Urgent research projects funded by LUF
Misleading graphs, the erosion of democracy and the weakening of bones as a side-effect of medication. Researchers are starting work on these very topical problems, funded by subsidies from the Leiden University Fund awarded on 12 October.
The LUF has allocated 325,000 euros to three research projects that will be conducted over the coming fifteen months to two years.
Using factchecks to combat misleading graphs
The LUF Lustrum Subsidy of 150,000 euros has been awarded to Professor of Science Communication Ionica Smeets and assistant professor Sanne Willems at the Faculty of Science, together with fake news researcher Peter Burger at the Faculty of Humanities. They will be combatting the use of graphs with stretched axes, hidden data or other tricks that give a biased impression of the underlying data. In the current corona crisis, social media is swamped with these kinds of misleading data, the researchers say in their funding application.

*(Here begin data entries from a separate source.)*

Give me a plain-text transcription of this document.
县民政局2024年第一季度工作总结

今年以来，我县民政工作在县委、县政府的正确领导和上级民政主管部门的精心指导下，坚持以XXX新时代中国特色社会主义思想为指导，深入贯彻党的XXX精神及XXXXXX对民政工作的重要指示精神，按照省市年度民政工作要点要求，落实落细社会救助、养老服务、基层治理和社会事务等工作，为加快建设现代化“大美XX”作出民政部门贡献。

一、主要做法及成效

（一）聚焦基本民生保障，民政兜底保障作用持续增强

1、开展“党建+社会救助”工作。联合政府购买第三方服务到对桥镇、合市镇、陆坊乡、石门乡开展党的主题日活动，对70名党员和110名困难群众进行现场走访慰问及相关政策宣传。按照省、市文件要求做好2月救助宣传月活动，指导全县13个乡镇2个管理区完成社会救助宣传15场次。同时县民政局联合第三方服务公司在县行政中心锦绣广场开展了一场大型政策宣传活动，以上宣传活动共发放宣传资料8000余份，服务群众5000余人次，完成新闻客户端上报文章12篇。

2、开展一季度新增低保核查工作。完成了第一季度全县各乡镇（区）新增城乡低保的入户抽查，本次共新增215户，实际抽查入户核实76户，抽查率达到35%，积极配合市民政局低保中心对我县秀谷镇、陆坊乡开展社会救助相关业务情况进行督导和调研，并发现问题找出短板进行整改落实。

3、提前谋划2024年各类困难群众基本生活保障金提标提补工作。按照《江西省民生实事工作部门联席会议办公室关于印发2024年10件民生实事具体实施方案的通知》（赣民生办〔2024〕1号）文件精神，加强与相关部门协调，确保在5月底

The team will explore how best to counter misinformation: with a better graph or a clear explanation. Their approach: in the first experiment, six hundred people will first be shown a misleading graph and then an explanation or a better graph. After this they will be asked to explain what they have remembered and what their opinion is of the topic. The researchers will then carry out a second experiment with people who they know have difficulty interpreting graphs. These are the people most susceptible to misleading graphs.
Keeping the holders of power in check: from small communities to large states
The LUF Snouck Hurgronje Subsidy of 150,000 euros went to a team of researchers from three faculties: Honorata Mazepus (Governance and Global Affairs), Wouter Veenendaal (Social and Behavioural Sciences) and Anne Heyer (Humanities). Their study will be the first to examine the role of scale in how institutions such as the media, parliament and the law operate.
The researchers believe that political leaders in countries such as Poland, the United Kingdom and the US are actively weakening these institutions. They want to use their research findings to formulate concrete recommendations for strengthening institutions and increasing citizens' trust in democratic politics.
The researchers will carry out three inter-connected studies, where they will look at the historical context: in earlier times, people lived in small, non-state-governed communities. To gain a good understanding of more recent history, they will look at the debate on scale and institutions in archives of newspapers and party conferences. Each sub-project will compare different countries: the Netherlands, Poland and the US, for example.
A healthy skeleton in spite of medication containing glucocorticoids
The Praesidium Libertatis subsidy of 75,000 euros was awarded to researcher in internal medicine Liesbeth Winter from the LUMC. She believes there may be a relatively simple way of alleviating a negative effect of medicines that treat rheumatism, asthma and other inflammatory diseases. Many people who take synthetic glucocorticoids like prednison over an extended period suffer from osteoporosis. These substances also occur in the body naturally, in the form of the stress hormone cortisol. The amount circulating in the body varies over the course of a 24-hour period and there is also a day-night rhythm.
Winter discovered that osteoporosis arising from the use of medication is caused not only by high doses of the medication but also by the disruption to the natural day and night rhythm that glucocorticoids normally follow in the body. She intends to use her subsidy to study in animal models whether it is possible to reduce the disruption to the day and night rhythm, preserving the anti-inflammatory effect of the medication but without causing the adverse effects on bones.
The Leiden University Fund, supported by alumni and other donors, finances research in the areas of health, security, sustainability and other social themes. The LUF Lustrum subsidy was also awarded in March this year. LUMC Professor of Molecular Virology Eric Snijder received 125,000 euros for his research on the treatment and prevention of infections with coronavirus.